- Angola mira tornar-se um dos grandes destinos turísticos de África, com o conceito de “potencial inexplorado” que inclui mais de mil sixcentos quilômetros de costa, deserto no sul, floresta no norte e zonas de safari no leste.
- O Governo pretende atrair investimento privado, nacional e estrangeiro, apesar do défice de infraestruturas identificado como principal entrave, com investimentos em estradas, energia, água e Saneamento.
- O turismo passa a ser mais integrado e sustentável, com oportunidades de transformar caçadores furtivos em guias de safari e criar resorts ecológicos.
- Angola aposta num visto regional e num marketing conjunto com países da África Austral, conectando Luanda a hubs como Joanesburgo e Cidade do Cabo, além de preparar o Univisa com a SADC.
- A Cimeira de Investimento do Global Tourism Forum, em Luanda a 18 e 19 de junho, vai incluir zonas de contacto com investidores, “dealing rooms” e visitas ao terreno, com o objetivo de firmar compromissos durante o evento.
Angola aposta no turismo como motor de desenvolvimento, contando com um potencial ainda pouco explorado. O governo apresenta o país como destino emergente em África, com estabilidade e infraestruturas novas para atrair investidores nacionais e estrangeiros.
O objetivo é transformar o setor, após décadas de conflito, através de incentivos para o investimento privado. O secretário de Estado do Turismo, Augusto Kalikemala, descreve o potencial de Angola como uma oportunidade rara para projetos novos, sustentados por uma oferta diversificada.
O território oferece uma costa atlântica de mais de 1600 quilómetros, um deserto no sul, floresta tropical no norte e áreas propícias a safáris no leste.
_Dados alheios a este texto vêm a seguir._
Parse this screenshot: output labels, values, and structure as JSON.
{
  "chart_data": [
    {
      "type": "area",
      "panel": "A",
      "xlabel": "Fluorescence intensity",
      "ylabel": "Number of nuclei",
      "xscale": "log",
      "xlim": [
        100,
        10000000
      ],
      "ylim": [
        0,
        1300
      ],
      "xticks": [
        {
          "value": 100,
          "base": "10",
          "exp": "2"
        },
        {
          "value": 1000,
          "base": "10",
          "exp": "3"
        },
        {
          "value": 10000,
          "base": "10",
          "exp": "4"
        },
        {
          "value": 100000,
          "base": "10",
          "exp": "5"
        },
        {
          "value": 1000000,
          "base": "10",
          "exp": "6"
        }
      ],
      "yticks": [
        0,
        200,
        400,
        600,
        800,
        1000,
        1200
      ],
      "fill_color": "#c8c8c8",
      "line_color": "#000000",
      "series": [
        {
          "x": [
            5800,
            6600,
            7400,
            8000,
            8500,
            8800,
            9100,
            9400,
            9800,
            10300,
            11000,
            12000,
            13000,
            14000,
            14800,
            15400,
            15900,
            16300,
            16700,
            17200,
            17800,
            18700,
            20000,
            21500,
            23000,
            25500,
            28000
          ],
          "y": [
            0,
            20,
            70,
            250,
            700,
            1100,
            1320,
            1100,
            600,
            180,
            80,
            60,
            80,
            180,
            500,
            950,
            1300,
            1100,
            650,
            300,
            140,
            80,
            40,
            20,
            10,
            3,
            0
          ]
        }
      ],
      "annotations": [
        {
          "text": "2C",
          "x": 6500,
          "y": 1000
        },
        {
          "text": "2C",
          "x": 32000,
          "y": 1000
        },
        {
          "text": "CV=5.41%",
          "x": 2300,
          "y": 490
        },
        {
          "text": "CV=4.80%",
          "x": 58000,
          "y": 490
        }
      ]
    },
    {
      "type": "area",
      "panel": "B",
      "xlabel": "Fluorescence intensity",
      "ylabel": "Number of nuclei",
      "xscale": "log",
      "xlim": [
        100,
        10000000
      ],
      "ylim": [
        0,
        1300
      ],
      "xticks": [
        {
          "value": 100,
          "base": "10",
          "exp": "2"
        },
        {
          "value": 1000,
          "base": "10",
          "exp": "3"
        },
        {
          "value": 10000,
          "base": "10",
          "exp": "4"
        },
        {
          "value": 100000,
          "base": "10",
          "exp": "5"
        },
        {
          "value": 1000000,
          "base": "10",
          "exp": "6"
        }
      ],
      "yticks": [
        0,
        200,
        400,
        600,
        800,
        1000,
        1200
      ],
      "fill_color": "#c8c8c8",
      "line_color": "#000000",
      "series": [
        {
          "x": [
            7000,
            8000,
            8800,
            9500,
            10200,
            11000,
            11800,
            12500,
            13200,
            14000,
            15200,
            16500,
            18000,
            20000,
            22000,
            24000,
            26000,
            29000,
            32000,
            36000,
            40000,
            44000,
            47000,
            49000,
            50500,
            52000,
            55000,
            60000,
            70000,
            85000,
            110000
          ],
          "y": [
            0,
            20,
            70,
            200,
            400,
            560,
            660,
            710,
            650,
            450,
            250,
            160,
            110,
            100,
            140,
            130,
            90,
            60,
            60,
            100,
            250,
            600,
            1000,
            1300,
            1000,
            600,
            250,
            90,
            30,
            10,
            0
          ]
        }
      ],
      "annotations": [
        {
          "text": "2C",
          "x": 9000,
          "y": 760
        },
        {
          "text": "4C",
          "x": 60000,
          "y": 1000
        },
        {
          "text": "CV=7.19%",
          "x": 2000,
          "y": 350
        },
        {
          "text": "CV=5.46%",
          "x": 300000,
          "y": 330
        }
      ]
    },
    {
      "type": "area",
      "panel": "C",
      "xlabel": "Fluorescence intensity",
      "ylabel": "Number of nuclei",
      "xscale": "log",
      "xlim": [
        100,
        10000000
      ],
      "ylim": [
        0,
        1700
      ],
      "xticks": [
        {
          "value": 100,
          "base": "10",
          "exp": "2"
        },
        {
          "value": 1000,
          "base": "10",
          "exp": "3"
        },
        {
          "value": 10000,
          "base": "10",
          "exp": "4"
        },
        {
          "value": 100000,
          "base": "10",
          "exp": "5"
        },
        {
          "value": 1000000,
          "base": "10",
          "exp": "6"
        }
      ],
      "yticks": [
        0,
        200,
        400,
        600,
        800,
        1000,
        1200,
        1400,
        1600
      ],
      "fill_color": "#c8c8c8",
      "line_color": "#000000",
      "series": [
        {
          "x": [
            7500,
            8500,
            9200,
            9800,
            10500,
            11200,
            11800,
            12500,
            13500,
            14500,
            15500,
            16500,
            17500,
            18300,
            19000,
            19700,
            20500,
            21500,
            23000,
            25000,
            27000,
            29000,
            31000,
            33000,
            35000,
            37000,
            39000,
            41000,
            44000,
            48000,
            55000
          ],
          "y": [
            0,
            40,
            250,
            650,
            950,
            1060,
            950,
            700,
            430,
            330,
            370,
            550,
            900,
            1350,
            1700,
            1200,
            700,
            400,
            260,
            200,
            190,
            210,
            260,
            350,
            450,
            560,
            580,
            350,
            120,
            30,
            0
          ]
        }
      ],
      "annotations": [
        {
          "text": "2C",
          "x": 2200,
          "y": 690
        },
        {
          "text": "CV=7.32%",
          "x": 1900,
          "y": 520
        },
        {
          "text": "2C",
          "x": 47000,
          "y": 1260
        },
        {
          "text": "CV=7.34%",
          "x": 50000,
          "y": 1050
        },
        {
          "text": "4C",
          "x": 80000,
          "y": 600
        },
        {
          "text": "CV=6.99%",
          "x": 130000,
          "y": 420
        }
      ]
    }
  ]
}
A visão do governo é desenvolver um turismo integrado, com preservação ambiental e benefício para comunidades locais.
Infraestruturas e desafios
A maior dificuldade apontada é a falta de infraestruturas, especialmente em áreas remotas. O governo compromete-se a investir em estradas, energia, água e saneamento para facilitar o acesso aos destinos turísticos.
Além disso, o secretariado enfatiza a necessidade de alinhar o turismo com a sustentabilidade. A estratégia passa pela transformação de atividades de caça furtiva em oportunidades de turismo de safári e em resorts ecológicos, gerando emprego sem comprometer a conservação.
Visão regional e mobilidade
Angola aposta numa visão regional para facilitar a circulação de turistas entre países vizinhos. O objetivo é promover uma experiência integrada na África Austral, com ligações para hubs como Joanesburgo ou Cidade do Cabo.
Abertura de fronteiras também é prioritária, com isenção de vistos para mais de 100 países e estudo de um visto regional, conhecido como Univisa, para simplificar viagens entre vários países da região.
Cimeira de Investimento e ações concretas
Entre 18 e 19 de junho, Luanda recebe a Cimeira de Investimento do Global Tourism Forum, com foco em resultados práticos. O encontro reunirá investidores, decisores políticos e investidores do setor.
A agenda inclui sessões de matchmaking, com a expectativa de firmar memorandos de entendimento ainda durante a cimeira e apresentar propostas de investimento nos ativos turísticos. Haverá visitas ao terreno para conhecer zonas como Caboledo, a cerca de 100 quilómetros de Luanda.
Acompanhamento e próximos passos
Após o evento, o Governo vai manter uma equipa de acompanhamento com a agência de promoção de investimento para facilitar facilidades fiscais, aduaneiras e demais incentivos. A meta é transformar compromissos anunciados em projetos concretos.
A mensagem central é de abertura ao investimento privado e de criação de oportunidades reais no turismo angolano, com planos para atrair mais visitantes, não apenas por negócios, mas também de lazer.